Ajaran Bung Karno Dimusuhi Orde Baru

Sekarang makin jelas, bahwa ajaran-ajaran dan politik Bung Karno, yang sudah menjadi pedoman perjuangan rakyat dan bangsa selama puluhan tahun telah lama ditentang dan dirusak oleh Orde Baru, yang sebagian akibat-akibatnya tergambar seperti di atas. Maka, sekarang makin terasalah adanya kebutuhan untuk mengisi kembali kekosongan spiritual bangsa dengan ajaran-ajaran revolusioner dan kerakyatan Bung Karno. Sebab, ternyata, bahwa Orde Baru selama 32 tahun tidak bisa - dan tidak mungkin !!! – menciptakan pedoman spiritual dan moral bagi rakyat dan bangsa. Bahkan sebaliknya, pedoman yang sudah ada pun telah dicampakkannya. Pancasila pun yang disajikan sebagai “plagiat” selama puluhan tahun, telah diisi oleh Orde Baru dengan praktek-praktek yang justru bertentangan sama sekali dengan jiwa asli Pancasilanya Bung Karno.

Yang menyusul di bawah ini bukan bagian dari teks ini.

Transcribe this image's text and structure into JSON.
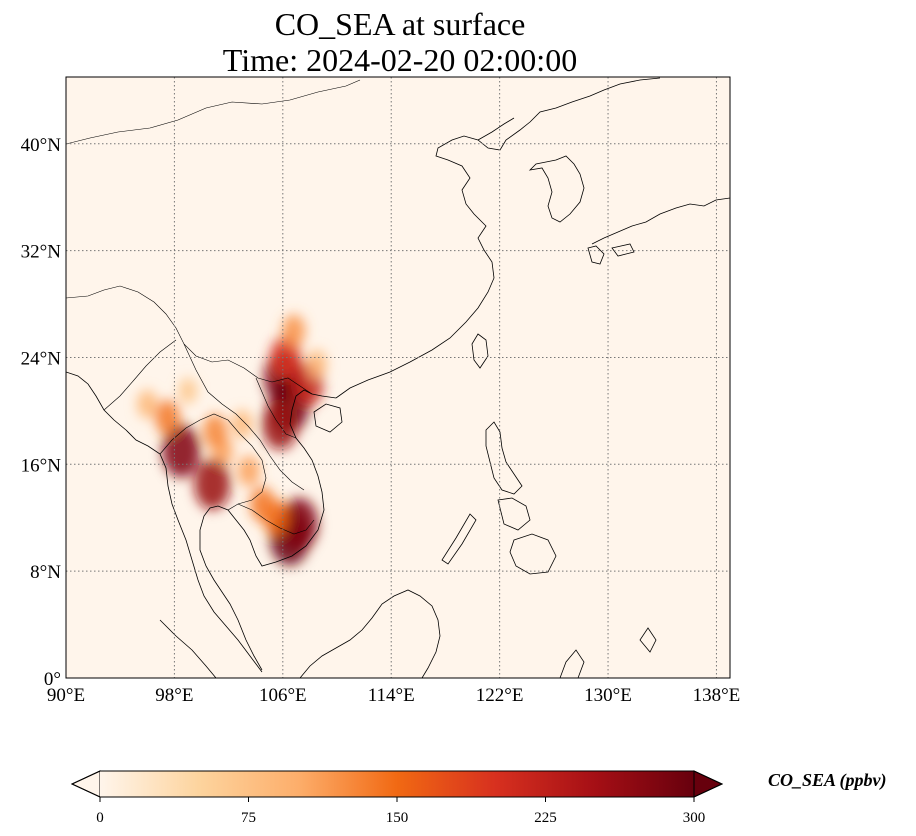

Kalau kita teliti karya dan sejarah Bung Karno, maka jelaslah bahwa ajaran-ajaran atau gagasan-gagasan Bung Karno mengenai kehidupan bangsa dan negara adalah revolusioner dan kiri dan mengangkat kepentingan rakyat sebagai panglima. Justru karena itulah maka amat penting untuk menampilkan kembali ajaran-ajarannya pada dewasa ini, demi kepentingan rakyat dan kebaikan kehidupan bangsa sebagai keseluruhan. Menampilkan ajaran Bung Karno dewasa ini mungkin akan ada gunanya bagi para “elite” di berbagai kalangan, supaya mereka ingat kepada tugas dan tanggungjawab mereka masing-masing terhadap kepentingan rakyat. Mungkin ada gunanya juga untuk mengingatkan “mereka” yang sedang “memerangi” buku-buku kiri dan marxist, atau yang mendirikan posko-posko anti-komunis, bahwa jalan yang mereka tempuh adalah jalan yang salah dan, juga, menyesatkan.

Tetapi, mengingat masih besarnya effek racun yang sudah dicekokkan oleh Orde Baru/GOLKAR selama puluhan tahun, bisalah dimengerti bahwa pekerjaan ini tidak mudah, dan akan mengalami rintangan atau menghadapi perlawanan dari mereka-mereka yang ingin tetap meneruskan praktek-praktek rezim militer Suharto dkk. Namun, mengingat akan besarnya kerusakan-kerusakan yang telah dibikin oleh Orde Baru/GOLKAR, maka mau tidak mau, rakyat dan bangsa kita perlu dibangkitkan kembali untuk bisa menempuh jalan yang benar. Dalam rangka inilah penyebaran kembali ajaran-ajaran Bung Karno mungkin akan bisa memberikan sumbangan besar untuk pendidikan bangsa.

Kalau untuk tujuan yang luhur ini masih ada saja yang menentang - melalui berbagai cara dan bentuk-, maka hal yang demikian itu membuktikan bahwa sisa-sisa fikiran dan praktek-praktek Orde Baru (yang telah membodohkan banyak orang!) masih tetap meracuni benak mereka. Karenanya, perjuangan untuk melawan fikiran-fikiran terbelakang semacam ini perlu digelar terus-menerus bersama-sama, demi pendidikan politik dan moral bagi rakyat dan demi peningkatan peradaban dan kebudayaan berfikir bangsa.